From the mid-1980s, hard addictions, such as marijuana and cocaine, have infiltrated our streets, ‘long yards’ and functioning consciousness into the cravings of acceptance. As younger men, in boyhood, we laughed at the antics of drunk men and their slurring ‘buse-outs’ of domestic and other issues we couldn’t understand. Two drunk men in a fistfight was the talk of little boys for weeks after, especially if they fell into a nearby rain-filled gutter and had to be taken out by the “beat-duty police” (police patrolling the streets armed with batons in the ‘60s and early ‘70s).
We never understood the sagi-wang groups that hung around Bourda Market, whose drink of choice was methylated spirits, nor what happened to Mr. Fred when he drank ‘red rum’ and became possessed and headed for the deep, 40-foot trench. Six strapping men would be needed to subdue and control him. I’ve never researched this phenomenon to find out what was added to red rum to have this effect on some who drank it, but it’s never too late.
That was when the darker times came with industrial marijuana and cocaine, bringing seeds of hope behind a curtain of lurking darkness to many surrounded by the hopelessness that loss of jobs had created due to Cold War politics and the advent of computers that had slowly crept into the workforce. All this was added to the international reforms of marine shipping that closed the curtains on the stevedores and, eventually, the sugar industry.
No one could have imagined the devastation that cocaine and marijuana would have wrought on the nation’s most important national asset: Its human resources. From my explored experience, the chemical construct of these drugs is designed to enslave. Cocaine is extracted from the coca plant, but the science exists to understand what needs to be added to make its usage as necessary and habitual as a cup of tea in the morning.
Hidden human mental defects, in many cases, are what step in to make difficult the path of the addict’s recovery. I have found resistance in the considered former addict to accept responsibility, and the effort of resistance to reconstruct a timeline that allots blame to the very support group of people who were the custodians of the quest for recovery.
We call it the blame game. Research has indicated that long-term damage to the brain from both cocaine and marijuana’s constant usage is inevitable. Not to mention that these mentioned drugs are not alone out there. My offspring was subject to pharmaceutical support.
I’ve done some work over the last few years on this subject for a graphic project, and have paid attention to incidents across our country, as far back as the days of Baby Arthur in 1994. There are also over-the-counter pharmaceuticals that are very dangerous. I’m not unaware of the darker side of the pharmaceutical industry. Drugs have always been used to undermine peoples and nations, and then there is the illegal trial and exploration where there is no legislation.
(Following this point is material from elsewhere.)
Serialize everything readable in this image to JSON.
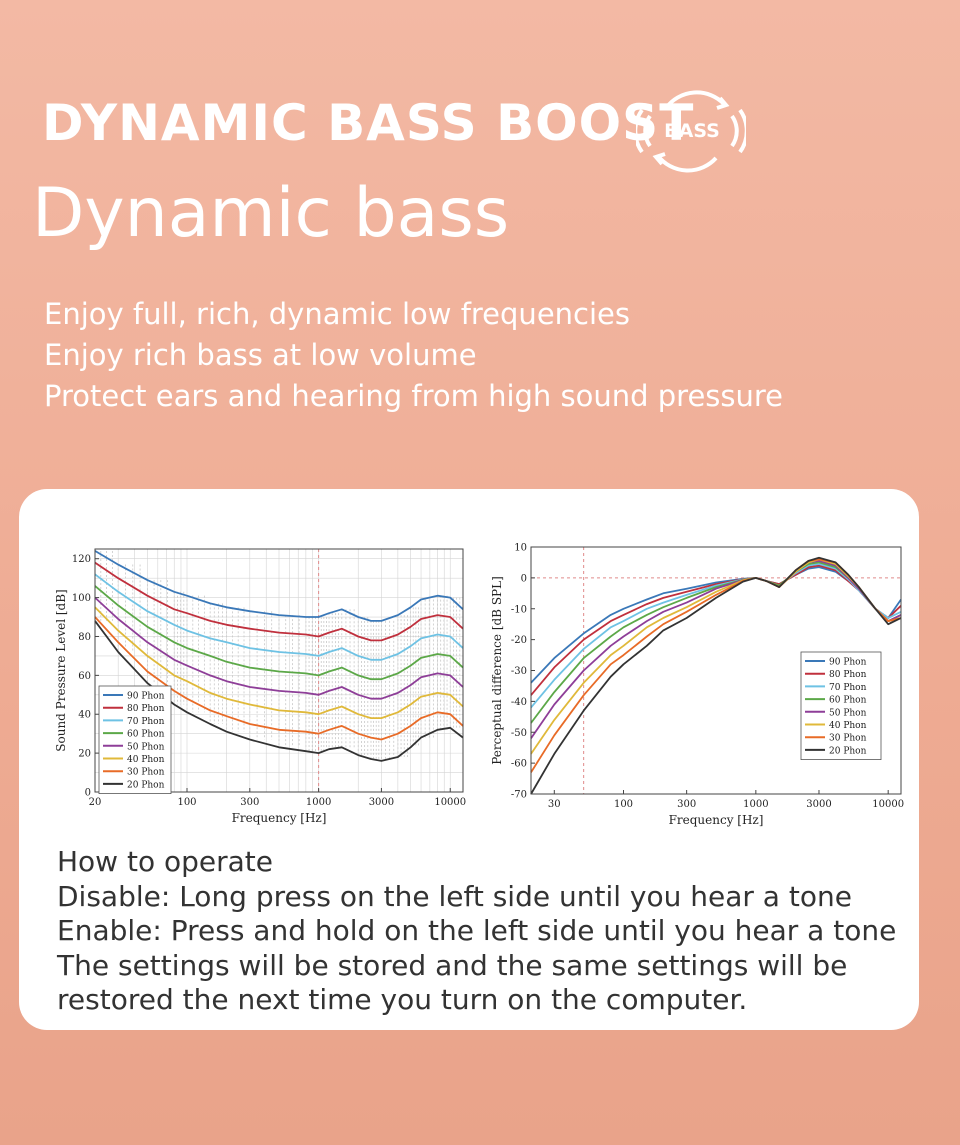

Some years ago, I saw a supposed former addict visit my offspring. Something was wrong with this kid; there was something robotic about the way he walked and gestured. My son told me that they are called ‘robots’. I visited the physician back then and asked him not to prescribe any of these tablets to my offspring. A former drug addict advised me that the only healing procedure is the decision of the addict to heal. Other former users repeated the same to me; all realistic but very depressing. If so, then all else is circumstantial: With this advice, how does the addict begin to process their own time lost and awake from the curse of victimhood towards redemption? When normalcy is the natural assumption of the ‘ego’. The ego is ‘touchous’, and it is quick to define who the enemy is. Most times it’s wrong.
In closing, again, I can only see issues like this personified through mediums of Edutainment; blunt, realistic, but entertaining. Yet, they must be strong enough to inspire rather than be imposingly didactic in presentation.